The 45s are live: Our colleagues on the Kindle side launched their first Kindle Singles list today, 20 shorter nonfiction works, each "expressed at its natural length" of 5,000 to 30,000 words. Take my being impressed with my own company with a grain of salt, of course, but it's an attractive lineup, with a lot of writers (like Darin Strauss, Mark Greif, Jonathan Littell, Cristina Nehring) whose bylines I'd perk up at if I saw them in a magazine table of contents. While writing this post I pulled the 1-ClickTM trigger on two items already: Piano Demon, Brendan Koerner's profile of expatriate jazzman Teddy Weatherford and, most delicious, The Real Lebowski, the smart and funny Rich Cohen on the one-of-a-kind cultural figure John Milius, the Red Dawn and Conan auteur who wrote many of the iconic films of the '70s and steals the show in the Eleanor Coppola's great making-of-Apocalypse-Now documentary, Hearts of Darkness. (Though side note: the title of the Single is misleading, since Milius wasn't the Coen bros' model for the Dude himself, but for his heavily armed bowling teammate Walter Sobchak.)

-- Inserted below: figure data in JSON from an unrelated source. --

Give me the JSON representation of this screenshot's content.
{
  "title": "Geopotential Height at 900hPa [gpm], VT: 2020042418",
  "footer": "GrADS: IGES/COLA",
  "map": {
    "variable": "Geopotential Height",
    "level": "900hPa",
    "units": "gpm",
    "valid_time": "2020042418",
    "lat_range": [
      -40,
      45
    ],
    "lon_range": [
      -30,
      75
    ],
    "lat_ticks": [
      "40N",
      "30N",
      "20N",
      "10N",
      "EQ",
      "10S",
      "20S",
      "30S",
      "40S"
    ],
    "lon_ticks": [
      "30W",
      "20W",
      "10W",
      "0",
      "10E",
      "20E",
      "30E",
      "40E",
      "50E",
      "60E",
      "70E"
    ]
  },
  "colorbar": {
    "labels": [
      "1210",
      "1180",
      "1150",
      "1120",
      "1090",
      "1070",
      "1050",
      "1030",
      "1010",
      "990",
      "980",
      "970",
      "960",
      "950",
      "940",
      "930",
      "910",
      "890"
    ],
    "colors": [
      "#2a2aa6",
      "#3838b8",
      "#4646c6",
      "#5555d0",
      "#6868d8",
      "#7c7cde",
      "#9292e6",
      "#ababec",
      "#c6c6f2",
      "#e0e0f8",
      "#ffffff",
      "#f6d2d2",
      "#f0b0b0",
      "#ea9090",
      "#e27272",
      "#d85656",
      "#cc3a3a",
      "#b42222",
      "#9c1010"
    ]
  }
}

The last Minimalist: Mark Bittman fans are mourning the final installment yesterday in the 13-year run of The Minimalist, his NYT cooking column beloved for recipes and techniques of often game-changing simplicity. He'll now be writing a recipe column in the Times Magazine and contributing pieces on food matters to their op-ed page, but readers can also turn (or turn back) to his bestsellers like How to Cook Everything and The Food Matters Cookbook.
Top Costa: The UK's Costa Book Awards announced their overall Book of the Year: Jo Shapcott's Of Mutability, which won their poetry category prize earlier this month and topped better known competitors (and former Amazon Best of the Month picks) The Hand That First Held Mine and The Hare with Amber Eyes.
Moving and shaking: News of the final report of the Financial Crisis Inquiry Commission, in which the Democratic-appointed majority who signed the report "casts a wide net of blame" for the 2008 meltdown, has pushed the print version of the report high on this morning's Movers and Shakers list.